Estar apenas diante dos fatos pode não ser suficiente para dissolver memórias cristalizadas. Tudo aquilo que contraria nossas convicções é recebido com dissabor. Para algumas pessoas, o impasse é vital, e conceber a possibilidade de reavaliar seu posicionamento é extremamente desconfortável. Na psicologia, essa postura assemelha-se à de uma pessoa traumatizada, para quem o discurso intelectual não basta. Muitos de nós, psicoterapeutas, recorremos a vivências para a dissolução de traumas, mas essas experiências discordantes podem gerar apenas variações — o paciente ou a vítima da polarização patológica traz novas justificativas ou recorre a subterfúgios.
O imenso deserto do Oriente Médio — e, sobretudo, o da Península Arábica, que percorri de pick-up 4×4 com outros turistas — remete à desertificação de recursos compensatórios dos indivíduos e de suas comunidades. Mesmo na cidade, a areia voadora encobre Dubai e seus 3 milhões de habitantes, formando uma névoa. Até o Burj Khalifa — com seus 828 metros e 160 andares — não escapa desse fenômeno. No verão, a areia se junta à condensação da umidade no ar e à poluição; a temperatura pode chegar a 48 °C e podem ocorrer tempestades de poeira, obrigando motoristas a redobrarem o cuidado ao transitar. Para “acalmar” o deserto, foram adotadas diversas medidas por meio de startups verdes e inovações: literalmente, estão plantando no deserto. Conheci o deserto de Lahbab, de areias vermelhas, e o de Al Awir, que permite certa agricultura, criação de camelos e abriga arbustos. Introduziram com sucesso o órix-da-Arábia na região, onde também se encontram a gazela-da-areia e a gazela-árabe — embora eu não tenha visto nenhum animal.

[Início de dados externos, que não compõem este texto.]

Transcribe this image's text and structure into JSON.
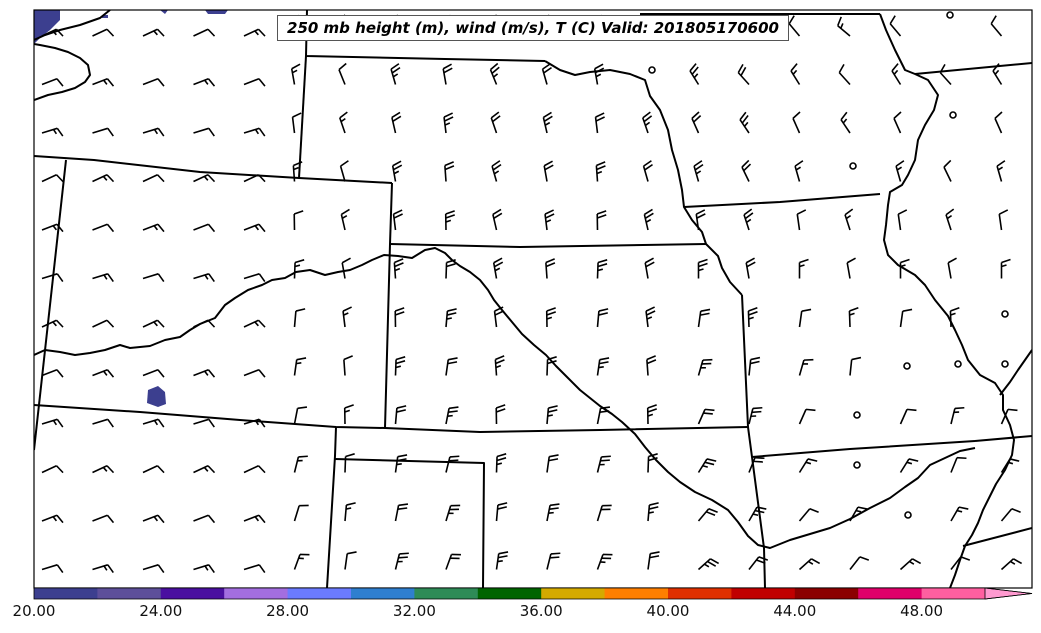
{
  "title": "250 mb height (m), wind (m/s), T (C) Valid: 201805170600",
  "colorbar": {
    "labels": [
      "20.00",
      "24.00",
      "28.00",
      "32.00",
      "36.00",
      "40.00",
      "44.00",
      "48.00"
    ],
    "values": [
      20,
      24,
      28,
      32,
      36,
      40,
      44,
      48
    ],
    "min": 20,
    "max": 51.5,
    "extend": "max",
    "colors": [
      "#3c3f8f",
      "#5d4f9a",
      "#4a0fa0",
      "#a36ee0",
      "#6b7bff",
      "#2f7fcf",
      "#2e8b57",
      "#006400",
      "#d4aa00",
      "#ff7f00",
      "#e03000",
      "#c00000",
      "#8b0000",
      "#e0006a",
      "#ff5fa0",
      "#ff9ad0"
    ]
  },
  "map": {
    "region": "Central United States",
    "temperature_patches_color": "#3c3f8f",
    "barb_color": "#000000",
    "boundary_color": "#000000"
  }
}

Dados sobre doenças mentais em Dubai são raros e ainda me deixam curioso. 80 % da região é deserto; 80 % da população é estrangeira, cuja maioria reclama do alto custo de vida. Em outubro, haverá a “Healthcare Future Summit”, visando discutir o bem-estar integral. Pelo que percebo, terão muito a debater, considerando que os imigrantes são cerca de cinco vezes mais propensos a desenvolver quadros psiquiátricos do que os autóctones. Deve-se ao fato de que tradições culturais oferecem recursos de comunicação e equilíbrio. O maior desafio da região — além dos problemas advindos do grande número de imigrantes em um espaço relativamente novo para o estabelecimento de tradições consistentes e integradoras — é o contraste entre a economia pujante e suas edificações extravagantes, que atraem turistas mas pouco contribuem para a saúde mental dos moradores. A cultura e sua relação com a saúde mental são o tema principal da conferência no Japão, para onde sigo nesta jornada.